Like a falling rain

The stars above guide me and moonlight is free

quinta-feira, 11 de novembro de 2010

Do Alto dos Montes

Ó meio-dia! Tempo festivo!
Ó jardim do verão!
Inquieta ventura em se deter, atentar e esperar: -
Pelos amigos aguardo, dia e noite disposto:
Onde estão, amigos? Venham! É tempo! É tempo!

Não foi para vocês que o cinza da geleira
Se enfeitou hoje de rosas?
É a vocês que o riacho procura, e ansiosamente afluem
E se batem ventos e nuvens, mais alto no azul,
Para observá-los a distância, como pássaros na espreita.

A grande altura lhes preparei minha mesa: -
Quem habita tão próximo
Às estrelas, e às escuras distâncias do abismo?
Meu reino - que reino se estendeu mais longe?
E o meu mel - quem o terá provado?

- Aí estão vocês, amigos! Como, não é a mim
Que estão a buscar?
Vocês exitam, surpresos - oh, melhor se tivesse rancor!
Eu - não sou mais eu? Mudaram a mão, o rosto, o passo?
E o que sou, amigos - não sou para vocês?

Terei me tornado outro? A mim mesmo estranho?
De mim mesmo evadido?
Um lutador que a si mesmo subjugou demasiadas vezes?
Que demasiadas vezes se opôs à própria força?
Ferido e detido pela própria vitória?

Procurei onde o vento sopra mais cortante?
Aprendi a viver
Onde ninguém vive, em ermas zonas de ursos brancos,
Desaprendi Deus e Homem, oração e maldição?
Tornei-me um espectro que caminha nas geleiras?

- Velhos amigos! Vejam! Agora parecem pálidos,
Cheios de amor e de horror!
Não, partam! Não se aborreçam! Aqui - não poderiam habitar:
Aqui, neste longínquo reino de pedras e gelo -
Aqui é preciso ser como caçador e igual à cabra montesa.

Um mau caçador me tornei! - Vejam como
Está tenso o meu arco!
O mais forte é aquele que logrou dessa tensão - -:
Mas agora, cuidado! Perigosa é a seta,
Como nenhuma outra, - fora daqui! Para o bem de vocês!...

Já se vão? - Ó coração, suportaste bastante,
Forte permaneceu tua esperança:
Mantém abertas para novos amigos as tuas portas!
Deixa os velhos!

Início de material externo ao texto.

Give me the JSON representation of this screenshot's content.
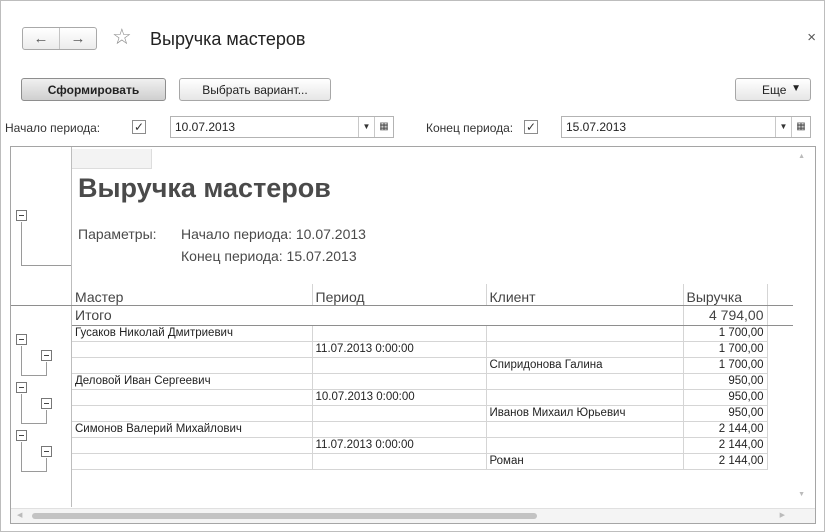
{
  "window": {
    "title": "Выручка мастеров",
    "close": "×"
  },
  "nav": {
    "back": "←",
    "forward": "→",
    "favorite": "☆"
  },
  "toolbar": {
    "generate": "Сформировать",
    "choose_variant": "Выбрать вариант...",
    "more": "Еще",
    "more_caret": "▼"
  },
  "period": {
    "start_label": "Начало периода:",
    "start_checked": "✓",
    "start_value": "10.07.2013",
    "end_label": "Конец периода:",
    "end_checked": "✓",
    "end_value": "15.07.2013",
    "dropdown": "▼",
    "calendar": "▦"
  },
  "report": {
    "title": "Выручка мастеров",
    "params_label": "Параметры:",
    "param_start": "Начало периода: 10.07.2013",
    "param_end": "Конец периода: 15.07.2013",
    "columns": [
      "Мастер",
      "Период",
      "Клиент",
      "Выручка"
    ],
    "total_label": "Итого",
    "total_value": "4 794,00",
    "rows": [
      [
        "Гусаков Николай Дмитриевич",
        "",
        "",
        "1 700,00"
      ],
      [
        "",
        "11.07.2013 0:00:00",
        "",
        "1 700,00"
      ],
      [
        "",
        "",
        "Спиридонова Галина",
        "1 700,00"
      ],
      [
        "Деловой Иван Сергеевич",
        "",
        "",
        "950,00"
      ],
      [
        "",
        "10.07.2013 0:00:00",
        "",
        "950,00"
      ],
      [
        "",
        "",
        "Иванов Михаил Юрьевич",
        "950,00"
      ],
      [
        "Симонов Валерий Михайлович",
        "",
        "",
        "2 144,00"
      ],
      [
        "",
        "11.07.2013 0:00:00",
        "",
        "2 144,00"
      ],
      [
        "",
        "",
        "Роман",
        "2 144,00"
      ]
    ]
  },
  "icons": {
    "collapse": "minus-box-icon",
    "scroll_up": "▲",
    "scroll_down": "▼",
    "scroll_left": "◀",
    "scroll_right": "▶"
  }
}
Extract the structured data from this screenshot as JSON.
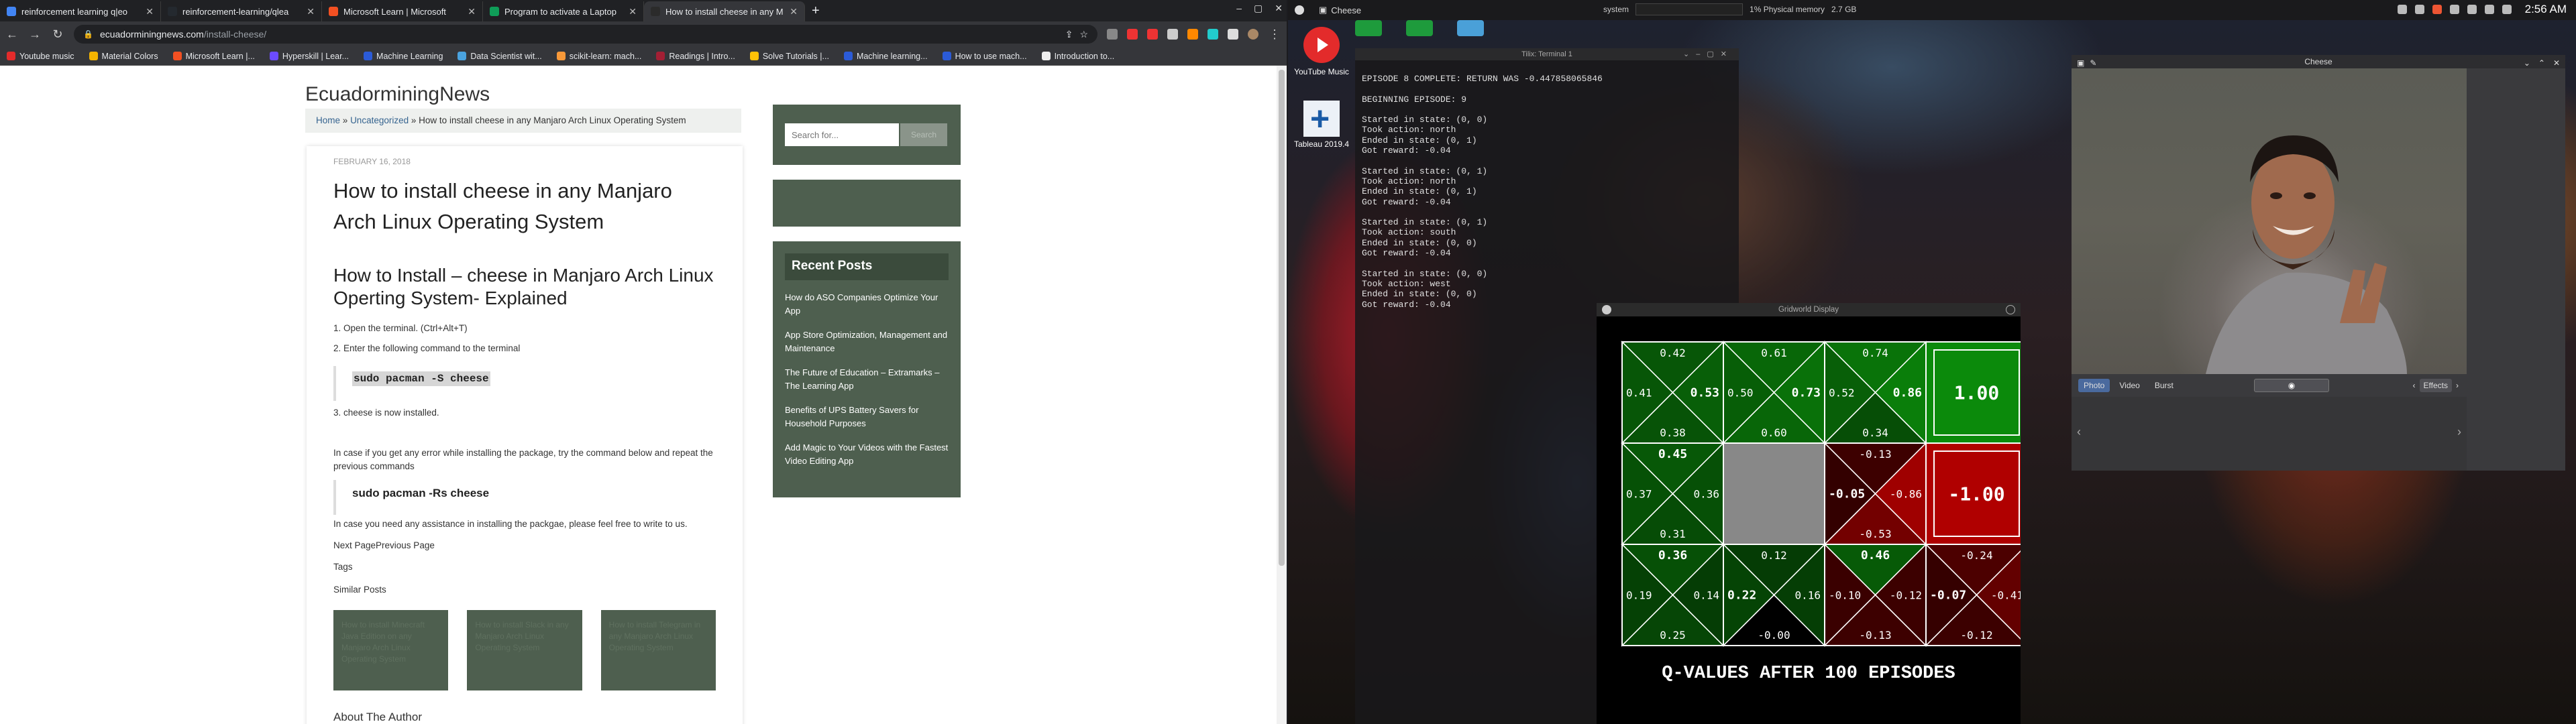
{
  "browser": {
    "tabs": [
      {
        "title": "reinforcement learning q|eo",
        "color": "#4285f4",
        "active": false
      },
      {
        "title": "reinforcement-learning/qlea",
        "color": "#24292f",
        "active": false
      },
      {
        "title": "Microsoft Learn | Microsoft",
        "color": "#f25022",
        "active": false
      },
      {
        "title": "Program to activate a Laptop",
        "color": "#0f9d58",
        "active": false
      },
      {
        "title": "How to install cheese in any M",
        "color": "#2b2b2b",
        "active": true
      }
    ],
    "new_tab_symbol": "+",
    "url_domain": "ecuadorminingnews.com",
    "url_path": "/install-cheese/",
    "bookmarks": [
      {
        "label": "Youtube music",
        "color": "#e32b2b"
      },
      {
        "label": "Material Colors",
        "color": "#f4b400"
      },
      {
        "label": "Microsoft Learn |...",
        "color": "#f25022"
      },
      {
        "label": "Hyperskill | Lear...",
        "color": "#6b4bff"
      },
      {
        "label": "Machine Learning",
        "color": "#2b5bd7"
      },
      {
        "label": "Data Scientist wit...",
        "color": "#4aa3df"
      },
      {
        "label": "scikit-learn: mach...",
        "color": "#f89939"
      },
      {
        "label": "Readings | Intro...",
        "color": "#a31f34"
      },
      {
        "label": "Solve Tutorials |...",
        "color": "#ffc107"
      },
      {
        "label": "Machine learning...",
        "color": "#2b5bd7"
      },
      {
        "label": "How to use mach...",
        "color": "#2b5bd7"
      },
      {
        "label": "Introduction to...",
        "color": "#eeeeee"
      }
    ]
  },
  "page": {
    "site_name": "EcuadorminingNews",
    "breadcrumb": {
      "home": "Home",
      "category": "Uncategorized",
      "sep": "»",
      "current": "How to install cheese in any Manjaro Arch Linux Operating System"
    },
    "date": "FEBRUARY 16, 2018",
    "title": "How to install cheese in any Manjaro Arch Linux Operating System",
    "heading2": "How to Install – cheese in Manjaro Arch Linux Operting System- Explained",
    "step1": "1. Open the terminal. (Ctrl+Alt+T)",
    "step2": "2. Enter the following command to the terminal",
    "code1": "sudo pacman -S cheese",
    "step3": "3. cheese is now installed.",
    "error_text": "In case if you get any error while installing the package, try the command below and repeat the previous commands",
    "code2": "sudo pacman -Rs cheese",
    "assist_text": "In case you need any assistance in installing the packgae, please feel free to write to us.",
    "next_prev": "Next PagePrevious Page",
    "tags_label": "Tags",
    "similar_label": "Similar Posts",
    "similar_posts": [
      "How to install Minecraft Java Edition on any Manjaro Arch Linux Operating System",
      "How to install Slack in any Manjaro Arch Linux Operating System",
      "How to install Telegram in any Manjaro Arch Linux Operating System"
    ],
    "about_label": "About The Author"
  },
  "sidebar": {
    "search_placeholder": "Search for...",
    "search_button": "Search",
    "recent_heading": "Recent Posts",
    "recent_posts": [
      "How do ASO Companies Optimize Your App",
      "App Store Optimization, Management and Maintenance",
      "The Future of Education – Extramarks – The Learning App",
      "Benefits of UPS Battery Savers for Household Purposes",
      "Add Magic to Your Videos with the Fastest Video Editing App"
    ]
  },
  "desktop": {
    "panel_app": "Cheese",
    "sysmon_label": "system",
    "sysmon_mem": "1% Physical memory",
    "sysmon_mem_val": "2.7 GB",
    "clock": "2:56 AM",
    "launchers": [
      {
        "label": "YouTube Music"
      },
      {
        "label": "Tableau 2019.4"
      }
    ]
  },
  "terminal": {
    "title": "Tilix: Terminal 1",
    "lines": [
      "EPISODE 8 COMPLETE: RETURN WAS -0.447858065846",
      "",
      "BEGINNING EPISODE: 9",
      "",
      "Started in state: (0, 0)",
      "Took action: north",
      "Ended in state: (0, 1)",
      "Got reward: -0.04",
      "",
      "Started in state: (0, 1)",
      "Took action: north",
      "Ended in state: (0, 1)",
      "Got reward: -0.04",
      "",
      "Started in state: (0, 1)",
      "Took action: south",
      "Ended in state: (0, 0)",
      "Got reward: -0.04",
      "",
      "Started in state: (0, 0)",
      "Took action: west",
      "Ended in state: (0, 0)",
      "Got reward: -0.04"
    ]
  },
  "gridworld": {
    "title": "Gridworld Display",
    "caption": "Q-VALUES AFTER 100 EPISODES",
    "colors": {
      "positive": "#0b8a0b",
      "negative": "#b00000",
      "wall": "#888888",
      "neutral": "#000000"
    },
    "cells": [
      {
        "row": 0,
        "col": 0,
        "type": "q",
        "n": "0.42",
        "s": "0.38",
        "w": "0.41",
        "e": "0.53",
        "best": "e"
      },
      {
        "row": 0,
        "col": 1,
        "type": "q",
        "n": "0.61",
        "s": "0.60",
        "w": "0.50",
        "e": "0.73",
        "best": "e"
      },
      {
        "row": 0,
        "col": 2,
        "type": "q",
        "n": "0.74",
        "s": "0.34",
        "w": "0.52",
        "e": "0.86",
        "best": "e"
      },
      {
        "row": 0,
        "col": 3,
        "type": "terminal",
        "value": "1.00"
      },
      {
        "row": 1,
        "col": 0,
        "type": "q",
        "n": "0.45",
        "s": "0.31",
        "w": "0.37",
        "e": "0.36",
        "best": "n"
      },
      {
        "row": 1,
        "col": 1,
        "type": "wall"
      },
      {
        "row": 1,
        "col": 2,
        "type": "q",
        "n": "-0.13",
        "s": "-0.53",
        "w": "-0.05",
        "e": "-0.86",
        "best": "w"
      },
      {
        "row": 1,
        "col": 3,
        "type": "terminal",
        "value": "-1.00"
      },
      {
        "row": 2,
        "col": 0,
        "type": "q",
        "n": "0.36",
        "s": "0.25",
        "w": "0.19",
        "e": "0.14",
        "best": "n"
      },
      {
        "row": 2,
        "col": 1,
        "type": "q",
        "n": "0.12",
        "s": "-0.00",
        "w": "0.22",
        "e": "0.16",
        "best": "w"
      },
      {
        "row": 2,
        "col": 2,
        "type": "q",
        "n": "0.46",
        "s": "-0.13",
        "w": "-0.10",
        "e": "-0.12",
        "best": "n"
      },
      {
        "row": 2,
        "col": 3,
        "type": "q",
        "n": "-0.24",
        "s": "-0.12",
        "w": "-0.07",
        "e": "-0.41",
        "best": "w"
      }
    ]
  },
  "cheese": {
    "title": "Cheese",
    "modes": [
      "Photo",
      "Video",
      "Burst"
    ],
    "active_mode": "Photo",
    "effects_label": "Effects"
  }
}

Deixa a recordação!
Se outrora foste jovem, agora - és ainda mais jovem!

O que uma vez nos ligou, o laço da mesma esperança, -
Quem lê ainda os sinais,
Empalidecidos, que há tempos o amor ali inscreveu?
Eu o comparo a um pergaminho que a mão
hesita em segurar, - como ele engrecido e consumido.

Já não são amigos, são - como chamá-los? -
Somente fantasmas de amigos!
Eles ainda batem, à noite, em meu coração e minha janela,
Olham para mim e dizem: "mas éramos amigos!"
- Ó palavras murchas, que um dia cheiraram a rosas!

Ó anelo da juventude, que não se compreendia!
Aqueles por quem eu ansiava,
Que julgava como eu transformados, comigo aparentados,
O fato de envelhecerem os afastou de mim:
Somente quem muda pertence ao meu mundo.

Ó meio-dia da vida! Segunda juventude!
Ó jardim do verão!
Inquieta ventura em se deter, atentar e esperar!
Pelos amigos aguardo, dia e noite disposto,
Pelos novos amigos! Venham! É tempo! É tempo!

Esta canção acabou, - o grito doce da saudade
Morreu na boca:
Um mago foi seu autor, o amigo da hora certa,
O amigo do meio-dia - não! não perguntem quem é ele -
Aconteceu no meio-dia, quando Um se tornou Dois...

Agora celebramos, seguros da vitória comum,
A festa das festas:
O amigo Zaratustra chegou, o hóspede dos hóspedes!
Agora o mundo ri, rasgou-se a horrível cortina,
É hora do casamento entre Luz e as Trevas...


Nietzche, Friedrich - Além do bem e do mal.